Most of the places I went what they gave me for tea was very simple.
They’d take a drinking glass, put some green tea leaves in the bottom, fill
it with hot water and hand it to me. In the factories I visited, almost
everyone drank it this way.
For nothing but a bunch of leaves in hot water, it was very good. You did
have to strain the leaves with your teeth, but it wasn’t too bad.
Honestly drinking tea any other way hadn’t seemed right since.
But, there was one time in China when I had a far more formal tea.
I was on a tour from the office furniture company I worked for at the time,
visiting all of our parts suppliers in China. It was a two week trip
taking me to several places in China.
We had been trying to move our electrical distribution manufacturing over
there and had invested quite a bit of money to set up a company to make the
parts. However, after about one million spent, the parts would not pass
the UL safety inspection and progress did not seem to be happening.
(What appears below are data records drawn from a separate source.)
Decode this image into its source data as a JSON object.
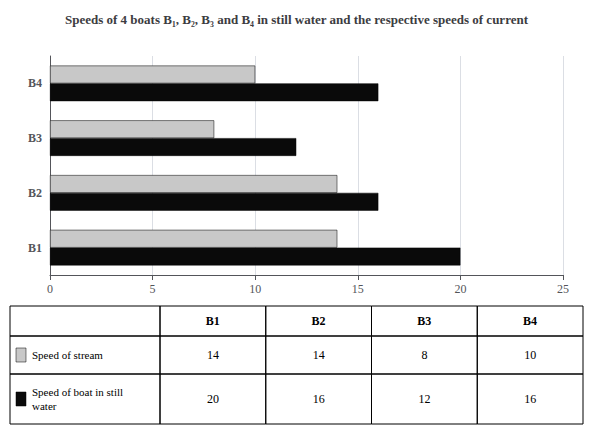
{
  "chart_data": {
    "type": "bar",
    "title": "Speeds of 4 boats B₁, B₂, B₃ and B₄ in still water and the respective speeds of current",
    "orientation": "horizontal",
    "categories": [
      "B1",
      "B2",
      "B3",
      "B4"
    ],
    "series": [
      {
        "name": "Speed of stream",
        "color": "#c8c8c8",
        "values": [
          14,
          14,
          8,
          10
        ]
      },
      {
        "name": "Speed of boat in still water",
        "color": "#0a0a0a",
        "values": [
          20,
          16,
          12,
          16
        ]
      }
    ],
    "xlim": [
      0,
      25
    ],
    "xticks": [
      0,
      5,
      10,
      15,
      20,
      25
    ],
    "grid": true
  }
}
While I was visiting other companies I kept sending messages to the US
representative to this company saying “I’m in China, I’ve got Thursday
free, bring me to that factory.” For a week, no answer.
Finally Wednesday he called and said “We’ll be outside your hotel at 6AM,
be there.”
At 6 a Mercedes pulled up with him in it, I got in and we drove off for a 4
hour drive to the factory. The driver, going by the name of Joe, was the
owner of the factory who seemed to be living the good life. Mercedes, iPod
(this was back when they were fairly new and rare), lots of jewelry and
money to flash around.
When we got to the factory, it was a total pit. Dirty buildings, dirty
windows, trash lying all over the place, a small garden in the courtyard
where all the plants were dead and the pond was full of mud. (At least I
hoped it was mud…)
This was very different from the other factories I had been to where they
were very proud of keeping them clean and well kept.
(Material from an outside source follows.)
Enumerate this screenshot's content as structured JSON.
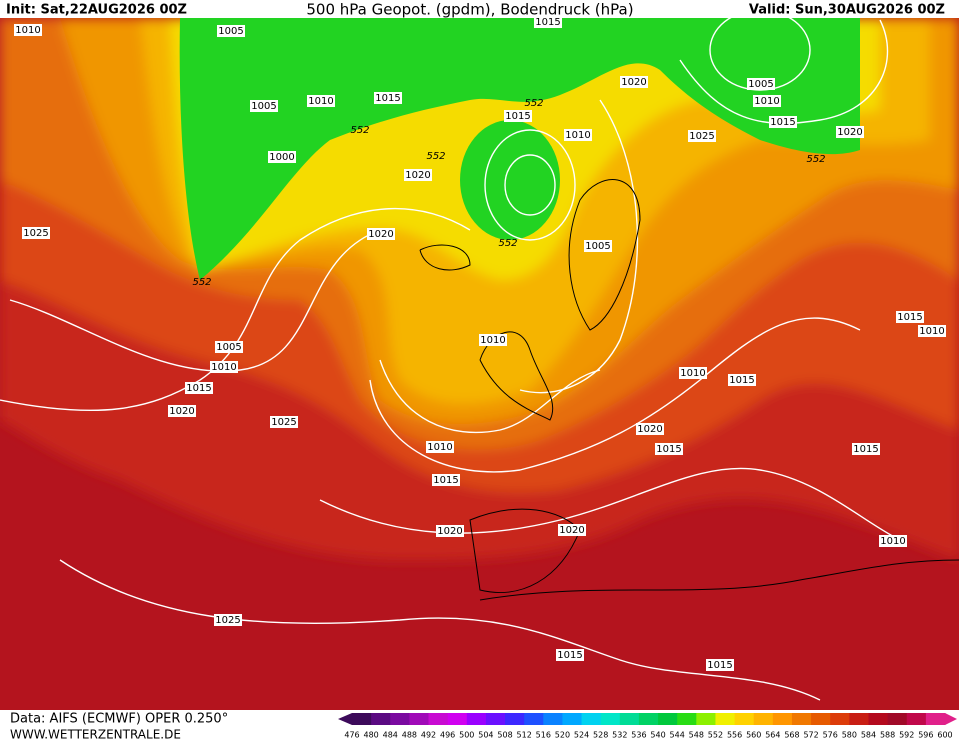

I had been specifically instructed to take a lot of pictures by the owner
of my company. But as I looked around, I hesitated.
“Is it OK to take pictures of this?” I asked the rep.
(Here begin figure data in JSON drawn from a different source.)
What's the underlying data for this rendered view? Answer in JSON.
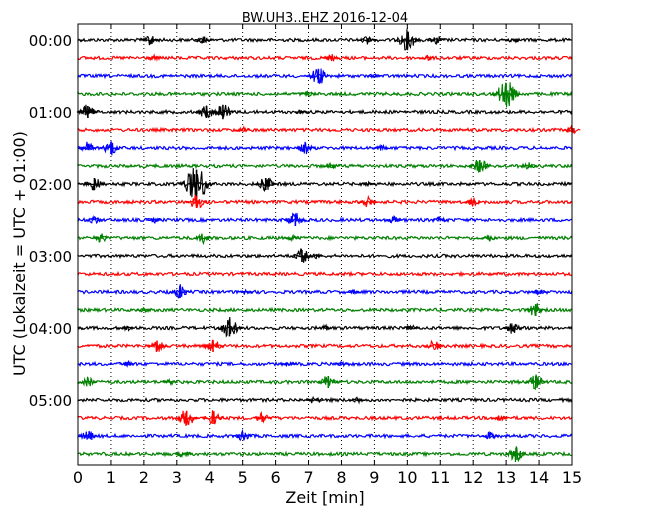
{
  "chart_data": {
    "type": "line",
    "title": "BW.UH3..EHZ 2016-12-04",
    "xlabel": "Zeit  [min]",
    "ylabel": "UTC (Lokalzeit = UTC + 01:00)",
    "xlim": [
      0,
      15
    ],
    "x_ticks": [
      "0",
      "1",
      "2",
      "3",
      "4",
      "5",
      "6",
      "7",
      "8",
      "9",
      "10",
      "11",
      "12",
      "13",
      "14",
      "15"
    ],
    "y_ticks": [
      "00:00",
      "01:00",
      "02:00",
      "03:00",
      "04:00",
      "05:00"
    ],
    "trace_interval_min": 15,
    "trace_count": 24,
    "grid": "vertical dotted lines at each minute",
    "series_colors": [
      "#000000",
      "#ff0000",
      "#0000ff",
      "#008000"
    ],
    "events": [
      {
        "trace": 0,
        "x": 2.2,
        "amp": 0.35
      },
      {
        "trace": 0,
        "x": 3.8,
        "amp": 0.3
      },
      {
        "trace": 0,
        "x": 8.8,
        "amp": 0.35
      },
      {
        "trace": 0,
        "x": 10.0,
        "amp": 0.7
      },
      {
        "trace": 0,
        "x": 10.9,
        "amp": 0.3
      },
      {
        "trace": 0,
        "x": 13.2,
        "amp": 0.2
      },
      {
        "trace": 1,
        "x": 2.3,
        "amp": 0.2
      },
      {
        "trace": 1,
        "x": 7.7,
        "amp": 0.25
      },
      {
        "trace": 1,
        "x": 10.6,
        "amp": 0.2
      },
      {
        "trace": 2,
        "x": 7.3,
        "amp": 0.6
      },
      {
        "trace": 2,
        "x": 9.0,
        "amp": 0.15
      },
      {
        "trace": 3,
        "x": 7.0,
        "amp": 0.2
      },
      {
        "trace": 3,
        "x": 13.0,
        "amp": 0.9
      },
      {
        "trace": 4,
        "x": 0.3,
        "amp": 0.5
      },
      {
        "trace": 4,
        "x": 3.9,
        "amp": 0.5
      },
      {
        "trace": 4,
        "x": 4.4,
        "amp": 0.6
      },
      {
        "trace": 4,
        "x": 6.8,
        "amp": 0.15
      },
      {
        "trace": 5,
        "x": 5.0,
        "amp": 0.2
      },
      {
        "trace": 5,
        "x": 15.0,
        "amp": 0.25
      },
      {
        "trace": 6,
        "x": 0.3,
        "amp": 0.4
      },
      {
        "trace": 6,
        "x": 1.0,
        "amp": 0.5
      },
      {
        "trace": 6,
        "x": 6.9,
        "amp": 0.4
      },
      {
        "trace": 6,
        "x": 9.2,
        "amp": 0.2
      },
      {
        "trace": 7,
        "x": 7.7,
        "amp": 0.25
      },
      {
        "trace": 7,
        "x": 12.2,
        "amp": 0.5
      },
      {
        "trace": 7,
        "x": 13.7,
        "amp": 0.25
      },
      {
        "trace": 8,
        "x": 0.5,
        "amp": 0.5
      },
      {
        "trace": 8,
        "x": 3.6,
        "amp": 1.2
      },
      {
        "trace": 8,
        "x": 5.7,
        "amp": 0.5
      },
      {
        "trace": 8,
        "x": 8.8,
        "amp": 0.15
      },
      {
        "trace": 9,
        "x": 3.6,
        "amp": 0.5
      },
      {
        "trace": 9,
        "x": 8.8,
        "amp": 0.4
      },
      {
        "trace": 9,
        "x": 12.0,
        "amp": 0.3
      },
      {
        "trace": 10,
        "x": 0.5,
        "amp": 0.3
      },
      {
        "trace": 10,
        "x": 2.3,
        "amp": 0.2
      },
      {
        "trace": 10,
        "x": 6.6,
        "amp": 0.5
      },
      {
        "trace": 10,
        "x": 9.6,
        "amp": 0.25
      },
      {
        "trace": 10,
        "x": 11.0,
        "amp": 0.25
      },
      {
        "trace": 11,
        "x": 0.7,
        "amp": 0.35
      },
      {
        "trace": 11,
        "x": 3.8,
        "amp": 0.35
      },
      {
        "trace": 11,
        "x": 6.5,
        "amp": 0.2
      },
      {
        "trace": 11,
        "x": 12.5,
        "amp": 0.2
      },
      {
        "trace": 12,
        "x": 6.8,
        "amp": 0.5
      },
      {
        "trace": 12,
        "x": 7.2,
        "amp": 0.2
      },
      {
        "trace": 14,
        "x": 3.1,
        "amp": 0.5
      },
      {
        "trace": 14,
        "x": 5.1,
        "amp": 0.2
      },
      {
        "trace": 14,
        "x": 8.4,
        "amp": 0.15
      },
      {
        "trace": 14,
        "x": 14.0,
        "amp": 0.2
      },
      {
        "trace": 15,
        "x": 2.0,
        "amp": 0.2
      },
      {
        "trace": 15,
        "x": 13.9,
        "amp": 0.5
      },
      {
        "trace": 16,
        "x": 1.5,
        "amp": 0.2
      },
      {
        "trace": 16,
        "x": 4.6,
        "amp": 0.7
      },
      {
        "trace": 16,
        "x": 7.5,
        "amp": 0.2
      },
      {
        "trace": 16,
        "x": 10.1,
        "amp": 0.25
      },
      {
        "trace": 16,
        "x": 13.2,
        "amp": 0.4
      },
      {
        "trace": 17,
        "x": 2.4,
        "amp": 0.45
      },
      {
        "trace": 17,
        "x": 4.1,
        "amp": 0.5
      },
      {
        "trace": 17,
        "x": 10.8,
        "amp": 0.4
      },
      {
        "trace": 18,
        "x": 1.5,
        "amp": 0.2
      },
      {
        "trace": 18,
        "x": 6.4,
        "amp": 0.2
      },
      {
        "trace": 18,
        "x": 8.0,
        "amp": 0.15
      },
      {
        "trace": 19,
        "x": 0.3,
        "amp": 0.35
      },
      {
        "trace": 19,
        "x": 2.8,
        "amp": 0.2
      },
      {
        "trace": 19,
        "x": 7.6,
        "amp": 0.5
      },
      {
        "trace": 19,
        "x": 13.9,
        "amp": 0.5
      },
      {
        "trace": 20,
        "x": 7.2,
        "amp": 0.3
      },
      {
        "trace": 20,
        "x": 8.5,
        "amp": 0.2
      },
      {
        "trace": 21,
        "x": 3.3,
        "amp": 0.6
      },
      {
        "trace": 21,
        "x": 4.1,
        "amp": 0.5
      },
      {
        "trace": 21,
        "x": 5.6,
        "amp": 0.35
      },
      {
        "trace": 21,
        "x": 12.8,
        "amp": 0.25
      },
      {
        "trace": 22,
        "x": 0.3,
        "amp": 0.4
      },
      {
        "trace": 22,
        "x": 5.0,
        "amp": 0.4
      },
      {
        "trace": 22,
        "x": 12.5,
        "amp": 0.3
      },
      {
        "trace": 23,
        "x": 3.2,
        "amp": 0.25
      },
      {
        "trace": 23,
        "x": 13.3,
        "amp": 0.5
      }
    ]
  }
}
“Sure,” the US rep said. “Take as many as you want.”
Joe understood what I was saying.
“No tour,” he said. “We will go right to my office.”
He was “inconveniently” in my way for most of the photos I tried to take
and we were quickly brought to his office. Unlike the rest of the factory,
his office was VERY nice.
Joe’s brother Bing brought me some samples of the parts that had failed.
It was very clear that they were not made out of the right material and
that was why they were failing.
“This isn’t the copper we specified,” I said.
“This is much less expensive,” Joe said.
“But, it will not conduct as much power without getting hot,” I said.
“You’re failing the UL for getting hot enough to set things on fire. Use
the right copper and it won’t get as hot.”
“We go to lunch now!” Joe said, getting up.
“It’s only 10 in the morning,” I said.
“Then, we go for tea!”
He and Bing shuffled the US rep and me back to the Mercedes and we left the
factory. We drove around for a while and then ended up at a tea house.
They brought us up to a private room where they did a very fancy
presentation of tea for us. A woman came in, boiled water, washed the
cups, made one kind of tea, poured tea in the cups, dumped it out, poured
tea over the bottoms of other cups, made more tea, and finally (after about
half an hour) gave us each a very small cup of tea.
It was OK.
I would have preferred a drinking glass of green tea.
Then we went to lunch. At lunch we were again in a private room. Waiting
for us were two guys who looked like they were auditioning for the role of
thug in a B movie.
“Who are these guys?” I asked.
“They are friends of Bing,” Joe told me.
“Why are they joining us for lunch?”
“They are here to make sure American customer is happy with what he has
seen and the money his company has invested,” Joe said, smiling.
The question of where all that money went seemed pretty clear at that point.
“Please tell them that the American customer is very happy and honored they
have joined us for lunch,” I said.
When translated, they nodded and sat down on either side of me.
When my wife saw the picture of the folks at that lunch she asked me “who
are the two tong guys with you?”
“You thought that too?” I asked her.
The good news is I was given my usual drinking glass of tea with lunch. I
liked it better than the fancy stuff from before.
That was hardly the end of the day. There was the dealing with snakes,
venom, blood and being abandoned at a train station 4 hours from my hotel.
But, this is where tea exits the story.